Discours

Election à la présidence du Gouvernement jurassien

Monsieur le Président,

Au nom du Gouvernement, je vous adresse mes vives félicitations et souhaite que vous
trouviez dans l’exercice de votre mandat des satisfactions à la hauteur de vos attentes et de
vos légitimes ambitions pour l’action d’un parlement fort, dynamique et entreprenant.

Ma gratitude pour la disponibilité et l’engagement de qualité de toutes et tous, jointe à mes
sincères félicitations vont à toutes les élues et tous les élus de ce jour.

Je remercie très chaleureusement Claude Hêche pour les compétences, la convivialité et le
respect mis en œuvre dans sa direction des débats du Gouvernement de même que pour sa
constante attention à favoriser le dialogue avec ses différents interlocuteurs.

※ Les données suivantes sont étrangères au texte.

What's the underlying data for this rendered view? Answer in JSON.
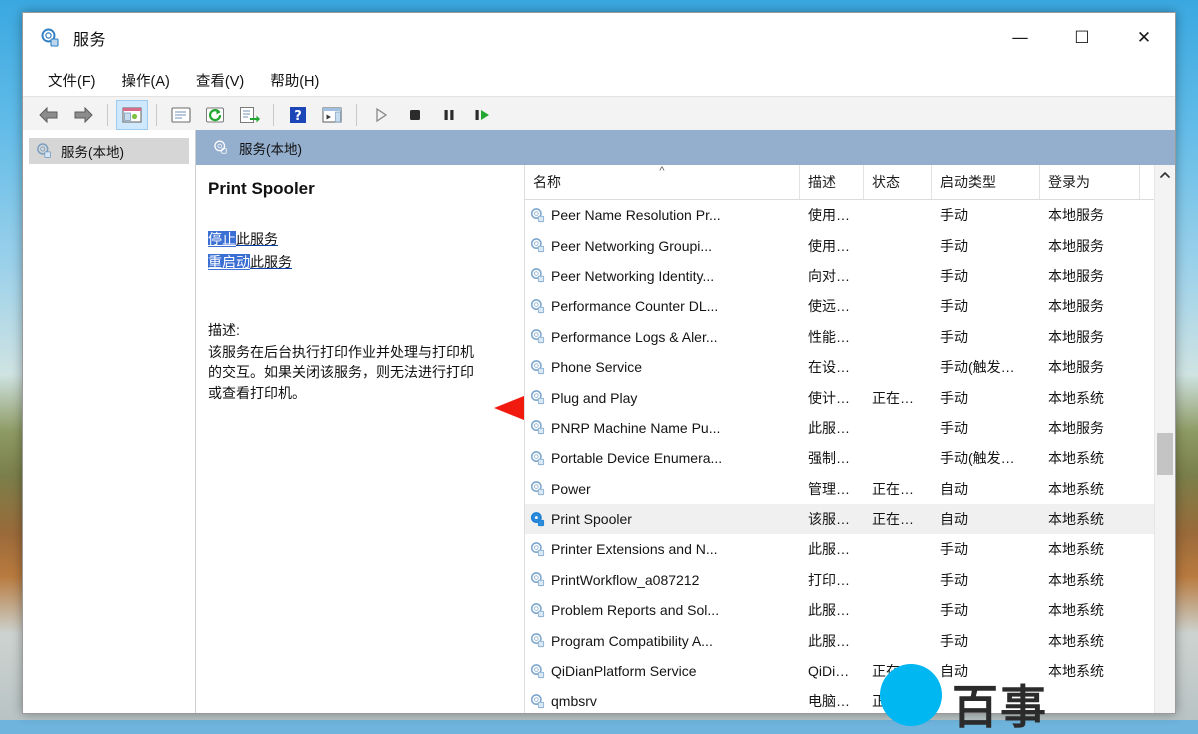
{
  "window": {
    "title": "服务",
    "app_icon": "services-gear-icon",
    "controls": {
      "minimize": "—",
      "maximize": "☐",
      "close": "✕",
      "minimize_name": "minimize-button",
      "maximize_name": "maximize-button",
      "close_name": "close-button"
    }
  },
  "menubar": {
    "items": [
      {
        "label": "文件(F)",
        "name": "menu-file"
      },
      {
        "label": "操作(A)",
        "name": "menu-action"
      },
      {
        "label": "查看(V)",
        "name": "menu-view"
      },
      {
        "label": "帮助(H)",
        "name": "menu-help"
      }
    ]
  },
  "toolbar": {
    "buttons": [
      {
        "name": "back-icon",
        "kind": "back"
      },
      {
        "name": "forward-icon",
        "kind": "forward"
      },
      {
        "name": "separator",
        "kind": "sep"
      },
      {
        "name": "show-hide-console-tree-icon",
        "kind": "tree",
        "active": true
      },
      {
        "name": "separator",
        "kind": "sep"
      },
      {
        "name": "properties-icon",
        "kind": "properties"
      },
      {
        "name": "refresh-icon",
        "kind": "refresh"
      },
      {
        "name": "export-list-icon",
        "kind": "export"
      },
      {
        "name": "separator",
        "kind": "sep"
      },
      {
        "name": "help-icon",
        "kind": "help"
      },
      {
        "name": "show-action-pane-icon",
        "kind": "actionpane"
      },
      {
        "name": "separator",
        "kind": "sep"
      },
      {
        "name": "start-service-icon",
        "kind": "play"
      },
      {
        "name": "stop-service-icon",
        "kind": "stop"
      },
      {
        "name": "pause-service-icon",
        "kind": "pause"
      },
      {
        "name": "restart-service-icon",
        "kind": "restart"
      }
    ]
  },
  "tree": {
    "root_label": "服务(本地)",
    "root_icon": "services-gear-icon"
  },
  "pane": {
    "header_label": "服务(本地)",
    "header_icon": "services-gear-icon",
    "header_color": "#94aece"
  },
  "details": {
    "service_title": "Print Spooler",
    "links": [
      {
        "name": "stop-service-link",
        "highlight": "停止",
        "rest": "此服务"
      },
      {
        "name": "restart-service-link",
        "highlight": "重启动",
        "rest": "此服务"
      }
    ],
    "description_heading": "描述:",
    "description_body": "该服务在后台执行打印作业并处理与打印机的交互。如果关闭该服务，则无法进行打印或查看打印机。"
  },
  "annotation": {
    "arrow_color": "#f01b0e",
    "name": "red-pointer-arrow",
    "points_to": "stop-service-link"
  },
  "list": {
    "columns": [
      {
        "key": "name",
        "label": "名称",
        "sorted": "asc",
        "cls": "c-name"
      },
      {
        "key": "desc",
        "label": "描述",
        "cls": "c-desc"
      },
      {
        "key": "state",
        "label": "状态",
        "cls": "c-state"
      },
      {
        "key": "start",
        "label": "启动类型",
        "cls": "c-start"
      },
      {
        "key": "logon",
        "label": "登录为",
        "cls": "c-logon"
      }
    ],
    "sort_indicator": "^",
    "rows": [
      {
        "name": "Peer Name Resolution Pr...",
        "desc": "使用…",
        "state": "",
        "start": "手动",
        "logon": "本地服务",
        "selected": false
      },
      {
        "name": "Peer Networking Groupi...",
        "desc": "使用…",
        "state": "",
        "start": "手动",
        "logon": "本地服务",
        "selected": false
      },
      {
        "name": "Peer Networking Identity...",
        "desc": "向对…",
        "state": "",
        "start": "手动",
        "logon": "本地服务",
        "selected": false
      },
      {
        "name": "Performance Counter DL...",
        "desc": "使远…",
        "state": "",
        "start": "手动",
        "logon": "本地服务",
        "selected": false
      },
      {
        "name": "Performance Logs & Aler...",
        "desc": "性能…",
        "state": "",
        "start": "手动",
        "logon": "本地服务",
        "selected": false
      },
      {
        "name": "Phone Service",
        "desc": "在设…",
        "state": "",
        "start": "手动(触发…",
        "logon": "本地服务",
        "selected": false
      },
      {
        "name": "Plug and Play",
        "desc": "使计…",
        "state": "正在…",
        "start": "手动",
        "logon": "本地系统",
        "selected": false
      },
      {
        "name": "PNRP Machine Name Pu...",
        "desc": "此服…",
        "state": "",
        "start": "手动",
        "logon": "本地服务",
        "selected": false
      },
      {
        "name": "Portable Device Enumera...",
        "desc": "强制…",
        "state": "",
        "start": "手动(触发…",
        "logon": "本地系统",
        "selected": false
      },
      {
        "name": "Power",
        "desc": "管理…",
        "state": "正在…",
        "start": "自动",
        "logon": "本地系统",
        "selected": false
      },
      {
        "name": "Print Spooler",
        "desc": "该服…",
        "state": "正在…",
        "start": "自动",
        "logon": "本地系统",
        "selected": true
      },
      {
        "name": "Printer Extensions and N...",
        "desc": "此服…",
        "state": "",
        "start": "手动",
        "logon": "本地系统",
        "selected": false
      },
      {
        "name": "PrintWorkflow_a087212",
        "desc": "打印…",
        "state": "",
        "start": "手动",
        "logon": "本地系统",
        "selected": false
      },
      {
        "name": "Problem Reports and Sol...",
        "desc": "此服…",
        "state": "",
        "start": "手动",
        "logon": "本地系统",
        "selected": false
      },
      {
        "name": "Program Compatibility A...",
        "desc": "此服…",
        "state": "",
        "start": "手动",
        "logon": "本地系统",
        "selected": false
      },
      {
        "name": "QiDianPlatform Service",
        "desc": "QiDi…",
        "state": "正在…",
        "start": "自动",
        "logon": "本地系统",
        "selected": false
      },
      {
        "name": "qmbsrv",
        "desc": "电脑…",
        "state": "正…",
        "start": "",
        "logon": "",
        "selected": false
      }
    ]
  },
  "scrollbar": {
    "up_arrow": "^",
    "name": "list-vertical-scrollbar"
  },
  "watermark": {
    "text": "百事",
    "dot_color": "#00b7f1"
  }
}
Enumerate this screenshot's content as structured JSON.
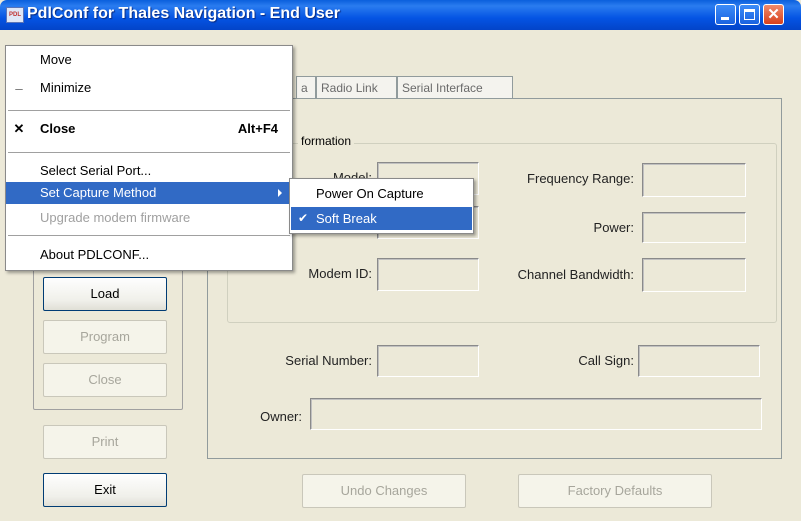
{
  "window": {
    "title": "PdlConf for Thales Navigation - End User",
    "app_icon_text": "PDL"
  },
  "tabs": [
    "a",
    "Radio Link",
    "Serial Interface"
  ],
  "group": {
    "title": "formation",
    "labels": {
      "model": "Model:",
      "modem_id": "Modem ID:",
      "frequency_range": "Frequency Range:",
      "power": "Power:",
      "channel_bandwidth": "Channel Bandwidth:"
    }
  },
  "lower": {
    "serial_number": "Serial Number:",
    "call_sign": "Call Sign:",
    "owner": "Owner:"
  },
  "buttons": {
    "load": "Load",
    "program": "Program",
    "close": "Close",
    "print": "Print",
    "exit": "Exit",
    "undo": "Undo Changes",
    "factory": "Factory Defaults"
  },
  "system_menu": {
    "move": "Move",
    "minimize": "Minimize",
    "close": "Close",
    "close_shortcut": "Alt+F4",
    "select_serial_port": "Select Serial Port...",
    "set_capture_method": "Set Capture Method",
    "upgrade_firmware": "Upgrade modem firmware",
    "about": "About PDLCONF..."
  },
  "capture_submenu": {
    "power_on_capture": "Power On Capture",
    "soft_break": "Soft Break",
    "checked_item": "Soft Break"
  }
}
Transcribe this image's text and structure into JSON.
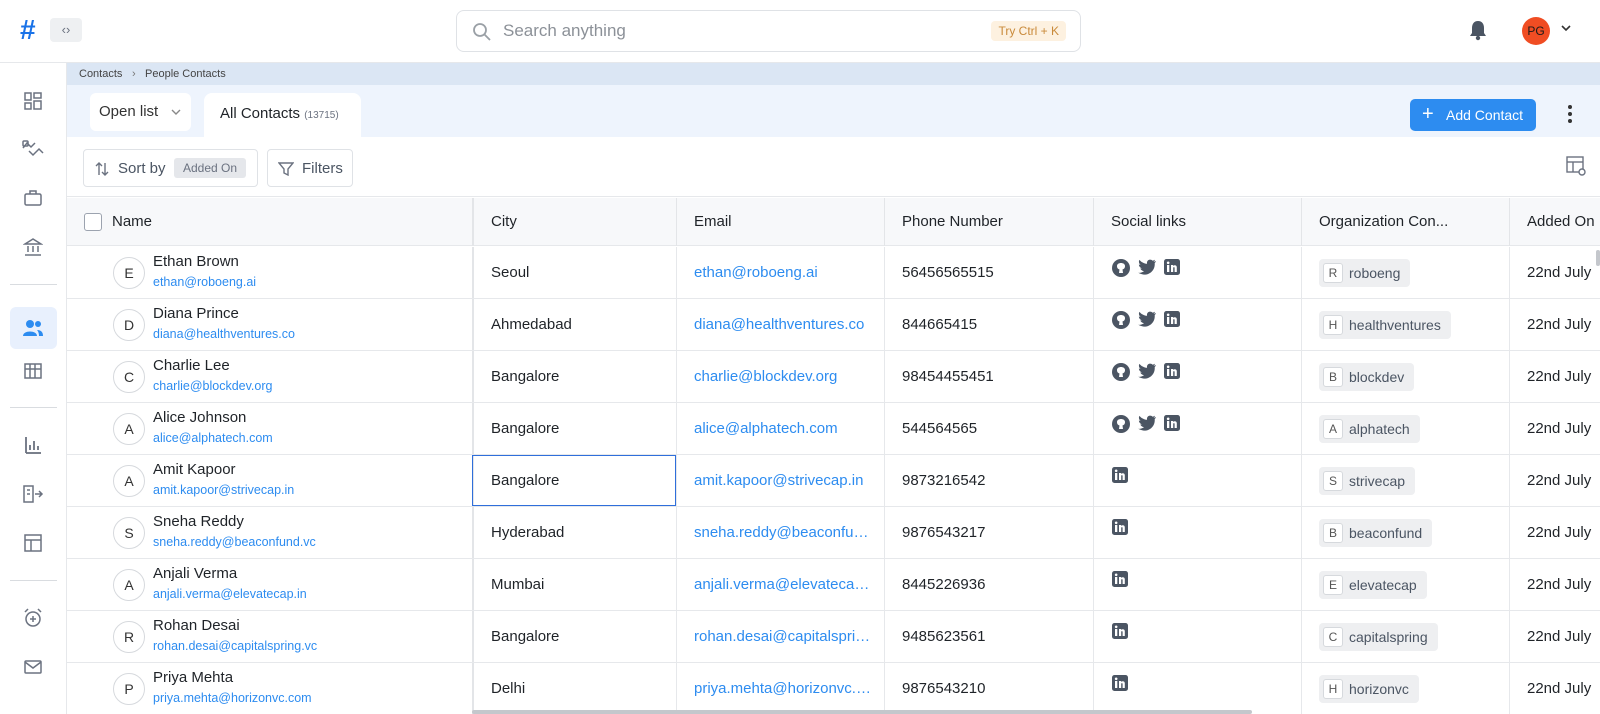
{
  "app": {
    "logo": "#",
    "toggle": "‹›"
  },
  "search": {
    "placeholder": "Search anything",
    "shortcut": "Try Ctrl + K"
  },
  "user": {
    "initials": "PG"
  },
  "breadcrumb": {
    "root": "Contacts",
    "separator": "›",
    "current": "People Contacts"
  },
  "tabs": {
    "open_list": "Open list",
    "active_label": "All Contacts",
    "active_count": "(13715)"
  },
  "actions": {
    "add_contact": "Add Contact"
  },
  "toolbar": {
    "sort_label": "Sort by",
    "sort_value": "Added On",
    "filters_label": "Filters"
  },
  "table": {
    "columns": [
      "Name",
      "City",
      "Email",
      "Phone Number",
      "Social links",
      "Organization Con...",
      "Added On"
    ],
    "rows": [
      {
        "initial": "E",
        "name": "Ethan Brown",
        "sub_email": "ethan@roboeng.ai",
        "city": "Seoul",
        "email": "ethan@roboeng.ai",
        "phone": "56456565515",
        "social": [
          "github-icon",
          "twitter-icon",
          "linkedin-icon"
        ],
        "org_letter": "R",
        "org": "roboeng",
        "added": "22nd July"
      },
      {
        "initial": "D",
        "name": "Diana Prince",
        "sub_email": "diana@healthventures.co",
        "city": "Ahmedabad",
        "email": "diana@healthventures.co",
        "phone": "844665415",
        "social": [
          "github-icon",
          "twitter-icon",
          "linkedin-icon"
        ],
        "org_letter": "H",
        "org": "healthventures",
        "added": "22nd July"
      },
      {
        "initial": "C",
        "name": "Charlie Lee",
        "sub_email": "charlie@blockdev.org",
        "city": "Bangalore",
        "email": "charlie@blockdev.org",
        "phone": "98454455451",
        "social": [
          "github-icon",
          "twitter-icon",
          "linkedin-icon"
        ],
        "org_letter": "B",
        "org": "blockdev",
        "added": "22nd July"
      },
      {
        "initial": "A",
        "name": "Alice Johnson",
        "sub_email": "alice@alphatech.com",
        "city": "Bangalore",
        "email": "alice@alphatech.com",
        "phone": "544564565",
        "social": [
          "github-icon",
          "twitter-icon",
          "linkedin-icon"
        ],
        "org_letter": "A",
        "org": "alphatech",
        "added": "22nd July"
      },
      {
        "initial": "A",
        "name": "Amit Kapoor",
        "sub_email": "amit.kapoor@strivecap.in",
        "city": "Bangalore",
        "email": "amit.kapoor@strivecap.in",
        "phone": "9873216542",
        "social": [
          "linkedin-icon"
        ],
        "org_letter": "S",
        "org": "strivecap",
        "added": "22nd July"
      },
      {
        "initial": "S",
        "name": "Sneha Reddy",
        "sub_email": "sneha.reddy@beaconfund.vc",
        "city": "Hyderabad",
        "email": "sneha.reddy@beaconfund.vc",
        "phone": "9876543217",
        "social": [
          "linkedin-icon"
        ],
        "org_letter": "B",
        "org": "beaconfund",
        "added": "22nd July"
      },
      {
        "initial": "A",
        "name": "Anjali Verma",
        "sub_email": "anjali.verma@elevatecap.in",
        "city": "Mumbai",
        "email": "anjali.verma@elevatecap.in",
        "phone": "8445226936",
        "social": [
          "linkedin-icon"
        ],
        "org_letter": "E",
        "org": "elevatecap",
        "added": "22nd July"
      },
      {
        "initial": "R",
        "name": "Rohan Desai",
        "sub_email": "rohan.desai@capitalspring.vc",
        "city": "Bangalore",
        "email": "rohan.desai@capitalspring.vc",
        "phone": "9485623561",
        "social": [
          "linkedin-icon"
        ],
        "org_letter": "C",
        "org": "capitalspring",
        "added": "22nd July"
      },
      {
        "initial": "P",
        "name": "Priya Mehta",
        "sub_email": "priya.mehta@horizonvc.com",
        "city": "Delhi",
        "email": "priya.mehta@horizonvc.com",
        "phone": "9876543210",
        "social": [
          "linkedin-icon"
        ],
        "org_letter": "H",
        "org": "horizonvc",
        "added": "22nd July"
      }
    ]
  },
  "colors": {
    "accent": "#2d8cf0",
    "brand": "#1a73e8",
    "avatar_bg": "#f04d23"
  }
}
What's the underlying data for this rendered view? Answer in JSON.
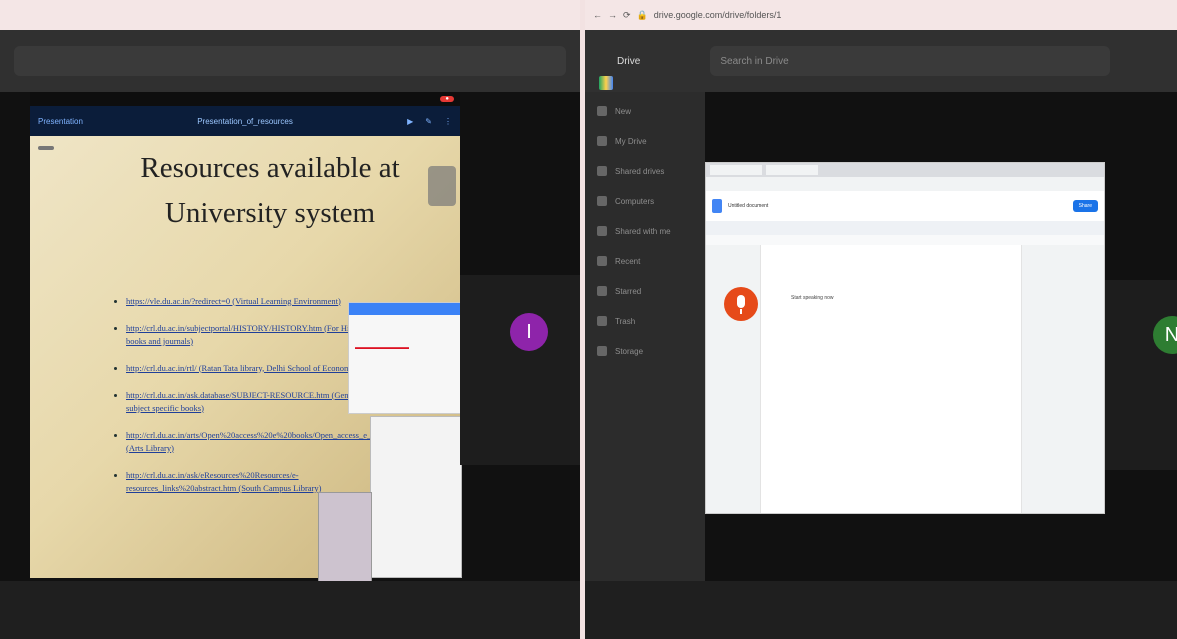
{
  "left_pane": {
    "browser": {
      "title_text": ""
    },
    "drive": {
      "search_placeholder": ""
    },
    "tablet": {
      "status_time": "",
      "toolbar": {
        "left_label": "Presentation",
        "center_title": "Presentation_of_resources"
      }
    },
    "slide": {
      "tag": "",
      "title": "Resources available at University system",
      "items": [
        {
          "text": "https://vle.du.ac.in/?redirect=0 (Virtual Learning Environment)"
        },
        {
          "text": "http://crl.du.ac.in/subjectportal/HISTORY/HISTORY.htm (For History books and journals)"
        },
        {
          "text": "http://crl.du.ac.in/rtl/ (Ratan Tata library, Delhi School of Economics)"
        },
        {
          "text": "http://crl.du.ac.in/ask.database/SUBJECT-RESOURCE.htm (General and subject specific books)"
        },
        {
          "text": "http://crl.du.ac.in/arts/Open%20access%20e%20books/Open_access_e__books.htm (Arts Library)"
        },
        {
          "text": "http://crl.du.ac.in/ask/eResources%20Resources/e-resources_links%20abstract.htm (South Campus Library)"
        }
      ]
    },
    "participant": {
      "initial": "I",
      "color": "#8e24aa",
      "name": ""
    }
  },
  "right_pane": {
    "url": "drive.google.com/drive/folders/1",
    "drive": {
      "brand": "Drive",
      "search_placeholder": "Search in Drive"
    },
    "sidebar": [
      "New",
      "My Drive",
      "Shared drives",
      "Computers",
      "Shared with me",
      "Recent",
      "Starred",
      "Trash",
      "Storage"
    ],
    "docs": {
      "title": "Untitled document",
      "share": "Share",
      "text": "Start speaking now"
    },
    "participant": {
      "initial": "N",
      "color": "#2e7d32",
      "name": ""
    }
  }
}
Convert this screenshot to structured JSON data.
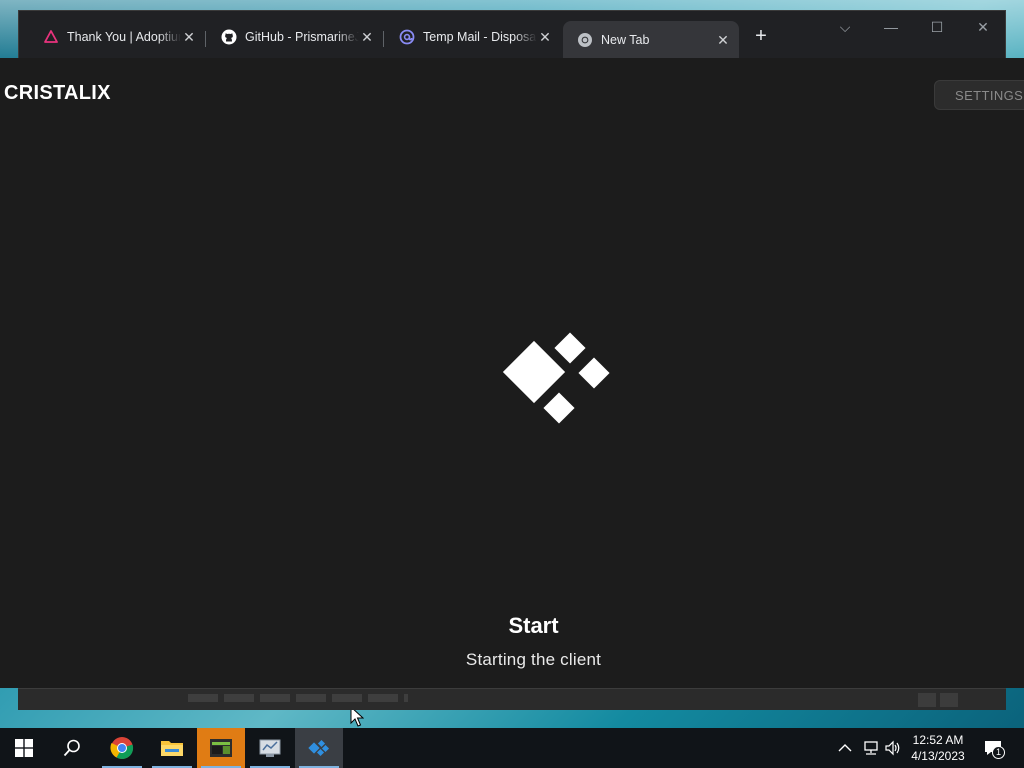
{
  "browser": {
    "tabs": [
      {
        "title": "Thank You | Adoptium",
        "icon": "adoptium-icon"
      },
      {
        "title": "GitHub - PrismarineJS",
        "icon": "github-icon"
      },
      {
        "title": "Temp Mail - Disposable",
        "icon": "at-sign-icon"
      },
      {
        "title": "New Tab",
        "icon": "chrome-icon"
      }
    ],
    "tab_close_glyph": "✕",
    "new_tab_glyph": "+",
    "controls": {
      "tab_search": "⌵",
      "minimize": "—",
      "maximize": "☐",
      "close": "✕"
    }
  },
  "launcher": {
    "brand": "CRISTALIX",
    "settings_label": "SETTINGS",
    "status_title": "Start",
    "status_subtitle": "Starting the client",
    "accent": "#ffffff",
    "background": "#1c1c1c"
  },
  "taskbar": {
    "apps": [
      {
        "name": "start",
        "icon": "windows-icon"
      },
      {
        "name": "search",
        "icon": "search-icon"
      },
      {
        "name": "chrome",
        "icon": "chrome-icon"
      },
      {
        "name": "file-explorer",
        "icon": "folder-icon"
      },
      {
        "name": "minecraft",
        "icon": "minecraft-icon"
      },
      {
        "name": "server-manager",
        "icon": "server-manager-icon"
      },
      {
        "name": "cristalix",
        "icon": "cristalix-icon"
      }
    ],
    "time": "12:52 AM",
    "date": "4/13/2023",
    "notification_count": "1"
  }
}
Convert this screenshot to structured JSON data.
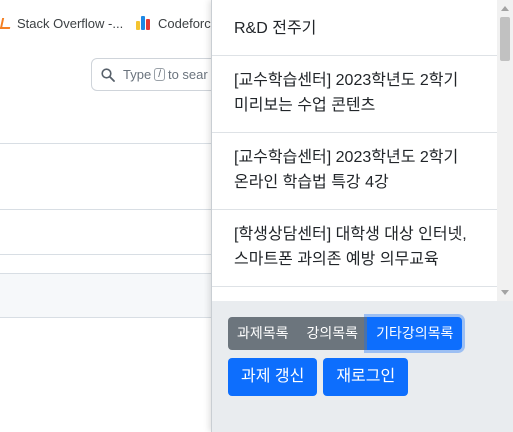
{
  "bookmarks": [
    {
      "label": "Stack Overflow -...",
      "icon": "stackoverflow-icon"
    },
    {
      "label": "Codeforce",
      "icon": "codeforces-icon"
    }
  ],
  "background_search": {
    "placeholder_before": "Type",
    "key": "/",
    "placeholder_after": "to sear"
  },
  "popup": {
    "items": [
      {
        "title": "R&D 전주기"
      },
      {
        "title": "[교수학습센터] 2023학년도 2학기 미리보는 수업 콘텐츠"
      },
      {
        "title": "[교수학습센터] 2023학년도 2학기 온라인 학습법 특강 4강"
      },
      {
        "title": "[학생상담센터] 대학생 대상 인터넷, 스마트폰 과의존 예방 의무교육"
      }
    ],
    "tabs": [
      {
        "label": "과제목록",
        "active": false
      },
      {
        "label": "강의목록",
        "active": false
      },
      {
        "label": "기타강의목록",
        "active": true
      }
    ],
    "refresh_label": "과제 갱신",
    "relogin_label": "재로그인"
  },
  "colors": {
    "primary": "#0d6efd",
    "secondary": "#6c757d",
    "footer_bg": "#e9ecef"
  }
}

Mes sentiments de reconnaissance vont également à mes collègues du Gouvernement, avec
lesquels je partage les responsabilités exécutives et au président Alain Schweingruber pour
son année de présidence menée avec l’aisance et le rythme propres aux navigateurs.

Si je suis ici aujourd’hui, et surtout si j’éprouve encore et toujours du sens dans mon
engagement politique, c’est grâce à ma famille, à mes amis, à mon parti, à mon groupe
parlementaire, aux collaboratrices et collaborateurs du Département, et à quelques
circonstances favorables que la vie m’a généreusement offertes. Merci.

Merci au Parlement pour la confiance qu’il vient de me témoigner.

Au détour d’une conversation récente et somme toute anodine, une personne m’a dit ces mots
simples et cette interrogation si compréhensible : « Avec les responsabilités que tu as, ton
mandat qui te prend tant de temps, je pense qu’il n’est plus facile de nous rencontrer ».
J’ai ressenti beaucoup de bienveillance dans ces propos, du respect pour l’engagement
politique en général avec également une certaine mise à distance.
Je me suis alors demandé, face à cette vérité ajoutée à la réalité d’une solitude ministérielle
parfois bien réelle, si aujourd’hui mon mandat était en écho avec mon projet de vie, et si le
sens que revêtait ce mandat au moment de mon élection était préservé.

J’ai le sentiment que, très jeune, j’ai eu à prendre conscience de la complexité des choses et
surtout du fait que le bonheur demeurait pour certains une denrée plutôt rare.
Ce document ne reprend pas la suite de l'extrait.